Marine environment consists of a large number of chemosynthetic symbioses in different regions of the ocean: shallow-water coastal sediments, continental slope sediments, whale and wood falls, cold seeps and deep-sea hydrothermal vents. Organisms from seven phyla (ciliophora, porifera, platyhelminthes, nematoda, mollusca, annelida and arthropoda) are known to have chemosynthetic symbiosis till now. Some of them include nematode, tube worms, clam, sponge, hydrothermal vent shrimp, worms mollusc, mussels and so on. The symbionts can be ectosymbionts or endosymbionts. Some ectosymbionts are: symbionts of polychaete worm Alvinella which occur in their dorsal surface and symbionts occurring on the mouthparts and gill chamber of the vent shrimp Rimicaris. Endosymbionts include symbionts of gastropod snails which occur in their gill tissues. In the siboglinid tube worms of the groups Monilifera, Frenulata and Vestimentifera, symbionts can be found in an interior organ called trophosome.[16]
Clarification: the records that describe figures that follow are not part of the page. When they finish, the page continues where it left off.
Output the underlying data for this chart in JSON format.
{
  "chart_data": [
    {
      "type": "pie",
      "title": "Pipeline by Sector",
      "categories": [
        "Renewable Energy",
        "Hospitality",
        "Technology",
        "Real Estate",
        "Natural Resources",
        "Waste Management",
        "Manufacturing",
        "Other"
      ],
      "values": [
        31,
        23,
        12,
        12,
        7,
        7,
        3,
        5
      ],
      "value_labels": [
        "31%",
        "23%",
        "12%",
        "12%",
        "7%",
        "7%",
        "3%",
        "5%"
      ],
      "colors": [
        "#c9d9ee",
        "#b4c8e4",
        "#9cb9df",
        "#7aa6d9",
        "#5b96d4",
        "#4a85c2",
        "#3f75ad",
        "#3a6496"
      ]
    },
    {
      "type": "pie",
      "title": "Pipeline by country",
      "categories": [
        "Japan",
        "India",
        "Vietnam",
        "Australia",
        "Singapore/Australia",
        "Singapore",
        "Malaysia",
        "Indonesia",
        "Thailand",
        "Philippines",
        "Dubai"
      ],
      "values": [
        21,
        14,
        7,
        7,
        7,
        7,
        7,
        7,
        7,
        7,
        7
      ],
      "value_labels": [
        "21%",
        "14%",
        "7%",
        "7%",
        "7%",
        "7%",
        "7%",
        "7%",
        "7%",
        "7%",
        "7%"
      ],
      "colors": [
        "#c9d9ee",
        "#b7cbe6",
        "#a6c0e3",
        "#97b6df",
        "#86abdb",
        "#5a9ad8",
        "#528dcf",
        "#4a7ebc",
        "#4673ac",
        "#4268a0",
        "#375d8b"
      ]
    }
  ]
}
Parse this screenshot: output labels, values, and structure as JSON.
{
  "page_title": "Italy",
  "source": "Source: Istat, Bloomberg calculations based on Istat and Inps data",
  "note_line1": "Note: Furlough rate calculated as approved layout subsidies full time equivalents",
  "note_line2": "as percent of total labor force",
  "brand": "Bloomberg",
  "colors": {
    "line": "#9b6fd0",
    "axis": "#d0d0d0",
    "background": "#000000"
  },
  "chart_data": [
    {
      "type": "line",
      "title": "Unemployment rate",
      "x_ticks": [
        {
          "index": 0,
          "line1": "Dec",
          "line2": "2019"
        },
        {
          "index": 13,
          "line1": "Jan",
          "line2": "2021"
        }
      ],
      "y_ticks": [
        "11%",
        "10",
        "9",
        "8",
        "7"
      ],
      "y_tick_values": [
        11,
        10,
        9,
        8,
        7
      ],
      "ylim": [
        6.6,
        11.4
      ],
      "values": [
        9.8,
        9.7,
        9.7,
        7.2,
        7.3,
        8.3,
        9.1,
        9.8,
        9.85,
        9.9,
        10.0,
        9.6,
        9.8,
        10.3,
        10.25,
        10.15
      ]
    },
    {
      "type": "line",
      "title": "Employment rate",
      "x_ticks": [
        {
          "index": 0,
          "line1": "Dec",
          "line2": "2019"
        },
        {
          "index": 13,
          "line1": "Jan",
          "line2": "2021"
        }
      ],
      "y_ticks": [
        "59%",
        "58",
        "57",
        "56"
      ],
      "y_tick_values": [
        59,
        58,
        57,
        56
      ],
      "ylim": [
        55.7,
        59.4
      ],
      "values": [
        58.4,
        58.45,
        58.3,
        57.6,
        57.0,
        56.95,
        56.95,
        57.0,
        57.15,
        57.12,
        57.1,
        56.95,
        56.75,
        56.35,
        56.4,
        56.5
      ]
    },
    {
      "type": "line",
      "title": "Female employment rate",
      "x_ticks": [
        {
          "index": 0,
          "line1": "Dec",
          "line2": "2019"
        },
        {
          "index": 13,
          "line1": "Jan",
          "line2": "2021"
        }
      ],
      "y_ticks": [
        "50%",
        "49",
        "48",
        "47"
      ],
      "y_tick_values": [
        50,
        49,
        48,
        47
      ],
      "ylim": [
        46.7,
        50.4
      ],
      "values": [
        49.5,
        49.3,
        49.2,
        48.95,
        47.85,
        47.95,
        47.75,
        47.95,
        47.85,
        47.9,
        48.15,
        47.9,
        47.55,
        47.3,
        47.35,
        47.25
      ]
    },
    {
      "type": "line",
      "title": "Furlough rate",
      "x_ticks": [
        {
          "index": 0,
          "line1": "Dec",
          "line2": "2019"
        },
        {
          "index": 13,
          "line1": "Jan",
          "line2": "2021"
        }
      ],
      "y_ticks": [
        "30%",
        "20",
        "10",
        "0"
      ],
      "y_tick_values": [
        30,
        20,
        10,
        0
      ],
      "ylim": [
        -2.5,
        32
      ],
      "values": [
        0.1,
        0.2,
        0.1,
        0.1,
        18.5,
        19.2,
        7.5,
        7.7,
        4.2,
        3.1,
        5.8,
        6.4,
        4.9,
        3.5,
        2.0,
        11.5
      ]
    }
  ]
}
Most of the animals in deep-sea hydrothermal vents exist in a symbiotic relationship with chemosynthetic bacteria. These chemosynthetic bacteria are found to be methane or sulphur oxidizers. [17]
Marine invertebrates are the hosts of a wide spectrum of bioactive metabolites, which have vast potential as drugs and research tools.[18] In many cases, microbes aid in or are responsible for marine invertebrates natural products. Certain marine microbes can provide insight into the biosynthesis mechanisms of natural products, which in turn could solve the current limitations on marine drug development.[3]